First up, let’s talk about AI Infrastructure:
GPUs reign supreme…for now
At the moment, the infrastructure game is all about compute, specifically, affordable access to the fastest graphical processing units (GPUs) that drive model training. At the moment, this puts NVIDIA in the driver’s seat with both the A100s most commonly available, and newer H100’s released from NVIDIA, now available on AWS and Google, and now in preview from Azure. Also in this space, NVIDIA’s intentions to partner with Oracle, Google, and Microsoft to bring the NVIDIA DGX Cloud offering to these cloud providers will give customers already familiar with the NVIDIA software stack and developer tools for AI a place to go in their preferred cloud, with AWS notably absent.
Given the pricing and cost concerns, it should be no surprise that GPU as a Service offerings from recent entrants like Coreweave, ATNorth, Lambda Labs, Foundry Technologies, and Applied Digital have rapidly captured attention for their potential to offer lower-cost access to GPUs. The interesting consideration here is the focus these providers have on offering bare metal access to GPU servers optimized for model training could be highly disruptive to the incumbent cloud providers.
Organizations are likely to start looking for alternatives to NVIDIA’s clear domination of the GPU space today. Intel Gaudi 2 and AMD MI3000 both offer the potential to be that alternative. Additionally, cloud providers are putting more focus on their custom silicon offerings with Google Cloud TPU v5e joining AWS Tranium and AWS Inferentia. In this area, the pressure on Microsoft to release details on Project Athena will only rise.
Beyond compute, high-performance data management is likely to emerge as the next frontier in the race to train larger models – with ever-increasing data sets and parameters – faster than ever.

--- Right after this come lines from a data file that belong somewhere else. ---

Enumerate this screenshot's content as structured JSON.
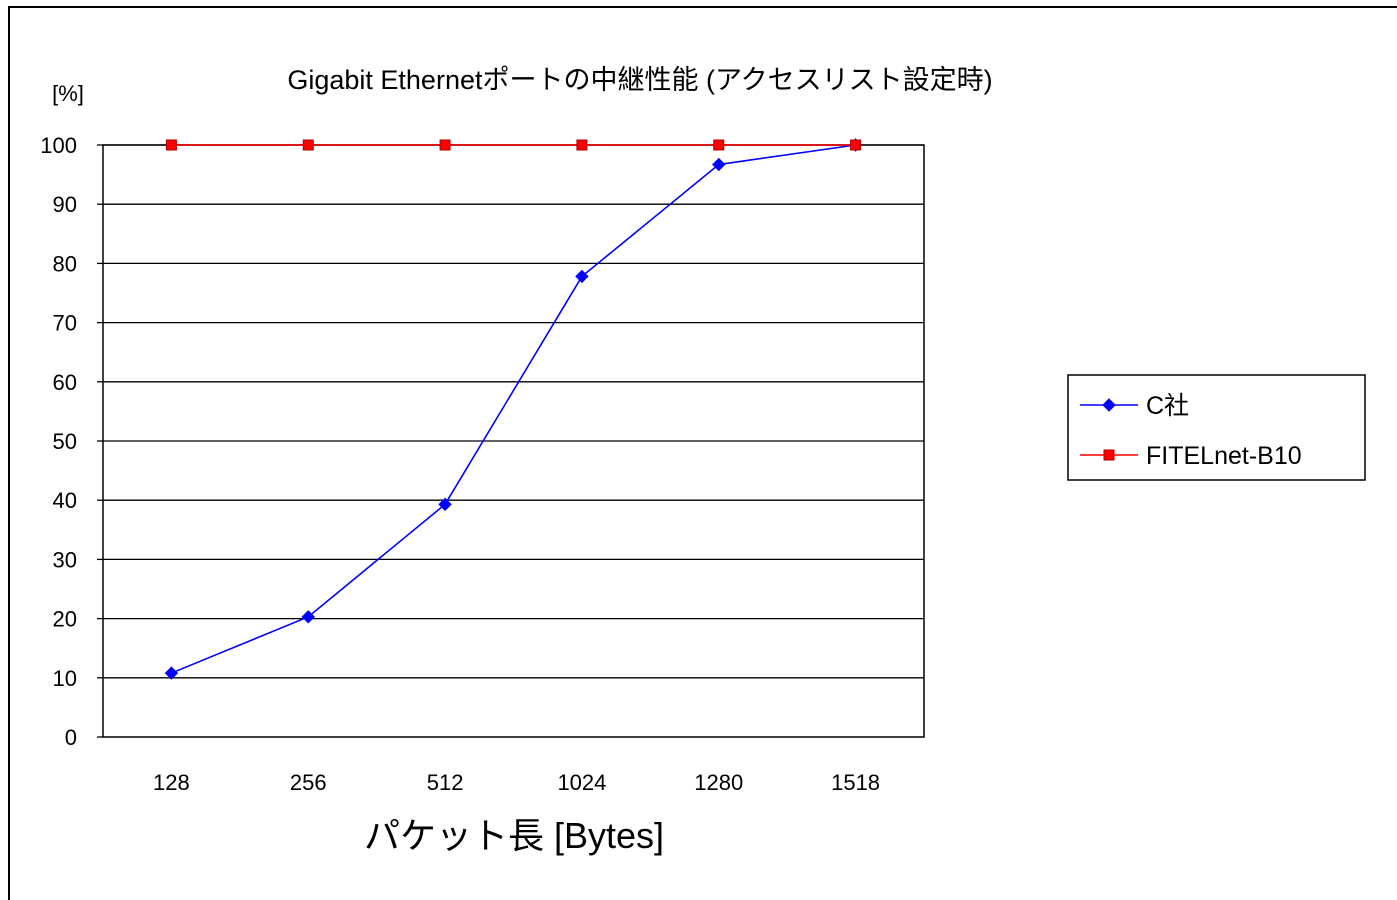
{
  "chart_data": {
    "type": "line",
    "title": "Gigabit Ethernetポートの中継性能 (アクセスリスト設定時)",
    "y_unit_label": "[%]",
    "xlabel": "パケット長 [Bytes]",
    "ylabel": "",
    "categories": [
      "128",
      "256",
      "512",
      "1024",
      "1280",
      "1518"
    ],
    "ylim": [
      0,
      100
    ],
    "yticks": [
      0,
      10,
      20,
      30,
      40,
      50,
      60,
      70,
      80,
      90,
      100
    ],
    "grid": true,
    "legend_position": "right",
    "series": [
      {
        "name": "C社",
        "values": [
          10.8,
          20.3,
          39.3,
          77.8,
          96.7,
          100
        ],
        "color": "#0000ff",
        "marker": "diamond"
      },
      {
        "name": "FITELnet-B10",
        "values": [
          100,
          100,
          100,
          100,
          100,
          100
        ],
        "color": "#ff0000",
        "marker": "square"
      }
    ]
  }
}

Up to 70% of an epoch happens before the GPU. Model training today involves lots of time spent copying data between systems for various stages of the data pipeline – NAS for persistent storage, local file systems or parallel file systems for fast storage, and object storage for archival data. As a result, it’s common to see GPU utilization between 30% to 50%. To date, most cloud providers have been quiet with respect to innovation to unlock the power of their GPUs by driving utilization up and dramatically reducing training times.
As the growth of enterprise AI shows no signs of slowing down, the race is on to boost AI capabilities in the cloud.